Les photos qui nous parviennent de l’ABEILLE sont impressionnantes. Soumis aux éléments naturels, le pétrolier roule presque bord sur bord, soit un roulis d’environ 35°. La remorque principale cassée, la remorque de secours qui s’est coincée ainsi que des aussières passées par les chaumards fouettent dans le vide.

Sur le trajet, dans la nuit du mardi 4 mai au mercredi 5 mai, l’ABEILLE casse sa remorque. Une nouvelle remorque est passée et le convoi arrive au matin au large de Saint-Vaast-la-Hougue.

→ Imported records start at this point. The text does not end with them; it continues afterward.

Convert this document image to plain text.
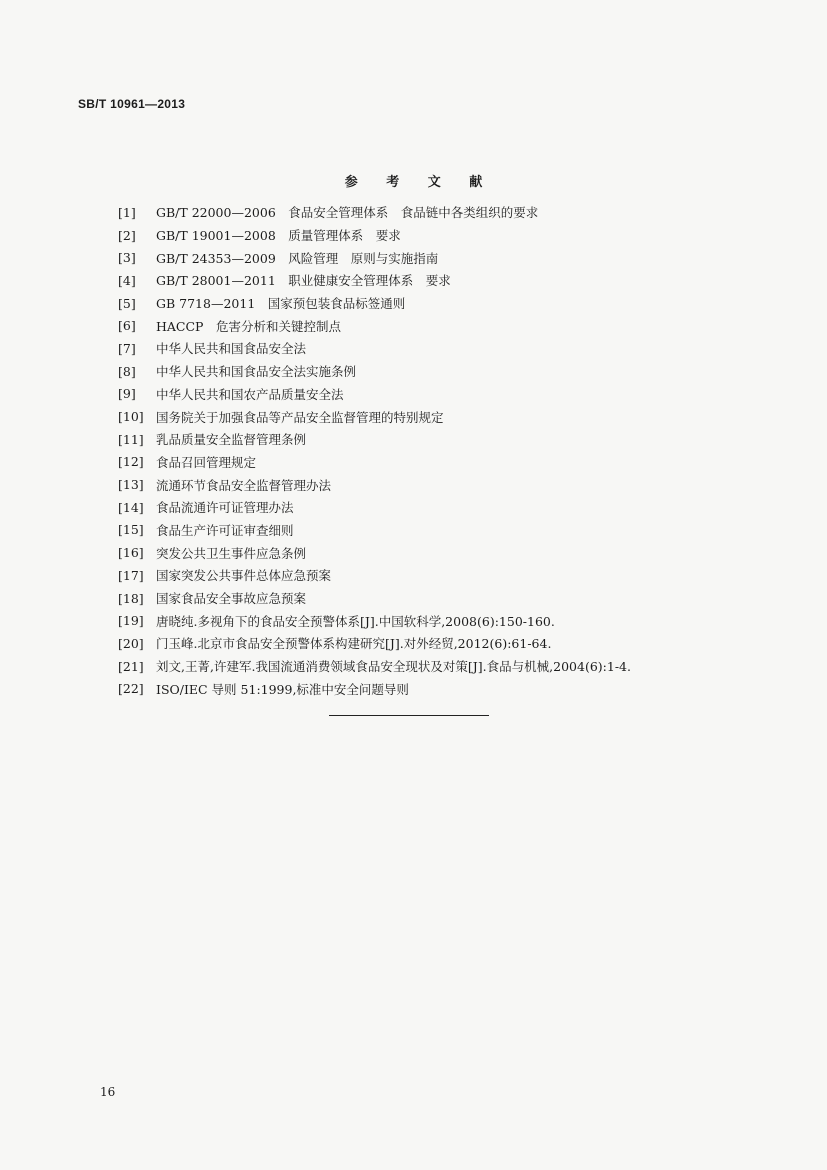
SB/T 10961—2013
参 考 文 献
[1]	GB/T 22000—2006　食品安全管理体系　食品链中各类组织的要求
[2]	GB/T 19001—2008　质量管理体系　要求
[3]	GB/T 24353—2009　风险管理　原则与实施指南
[4]	GB/T 28001—2011　职业健康安全管理体系　要求
[5]	GB 7718—2011　国家预包装食品标签通则
[6]	HACCP　危害分析和关键控制点
[7]	中华人民共和国食品安全法
[8]	中华人民共和国食品安全法实施条例
[9]	中华人民共和国农产品质量安全法
[10] 国务院关于加强食品等产品安全监督管理的特别规定
[11] 乳品质量安全监督管理条例
[12] 食品召回管理规定
[13] 流通环节食品安全监督管理办法
[14] 食品流通许可证管理办法
[15] 食品生产许可证审查细则
[16] 突发公共卫生事件应急条例
[17] 国家突发公共事件总体应急预案
[18] 国家食品安全事故应急预案
[19] 唐晓纯.多视角下的食品安全预警体系[J].中国软科学,2008(6):150-160.
[20] 门玉峰.北京市食品安全预警体系构建研究[J].对外经贸,2012(6):61-64.
[21] 刘文,王菁,许建军.我国流通消费领域食品安全现状及对策[J].食品与机械,2004(6):1-4.
[22] ISO/IEC 导则 51:1999,标准中安全问题导则
16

Le mercredi 5 mai, la mise en place d’une nouvelle remorque commence, l’ABEILLE gardant la remorque par l’arrière du pétrolier. Un remorqueur qui passait par la voie montante du DST des Casquets, le MUSTANG, est engagé par la compagnie grecque du CHRISTOS XXIV pour l’assister. Deux canots SNSM sont engagés pour assurer la sécurité du plan d’eau. Le sémaphore de Saint-Vaast de la FOSIT Manche-Mer du Nord concourt à  la surveillance du plan d’eau.

Le jeudi 6 mai, les opérations de mise en place de remorque continuent. Une nouvelle mise en demeure est adressée aux compagnies gérant le CHRISTOS XXIV et le VARZUGA de sécuriser le convoi et de l’emmener à un abri à quai. Plusieurs ports sont évoqués, notamment Southampton, Cherbourg et Le Havre. A 19h30, le CHRISTOS XXIV met en tension sa remorque et fait route vers Le Havre, port refuge choisi par sa compagnie. L’ABEILLE largue sa remorque. Le MUSTANG ainsi que l’ABEILLE LIBERTÉ accompagnent le convoi jusqu’à la prise de pilote pour l’entrée au port.

Le vendredi 6 mai, liberté de manœuvre est donnée à l’ABEILLE ainsi qu’à l’EEI toujours présente à son bord. Deux pilotes du port du Havre embarquent à bord. Le VARZUGA, toujours remorqué par le CHRISTOS XXIV, est pris en remorque par 4 remorqueurs portuaires et accoste à quai sans incident.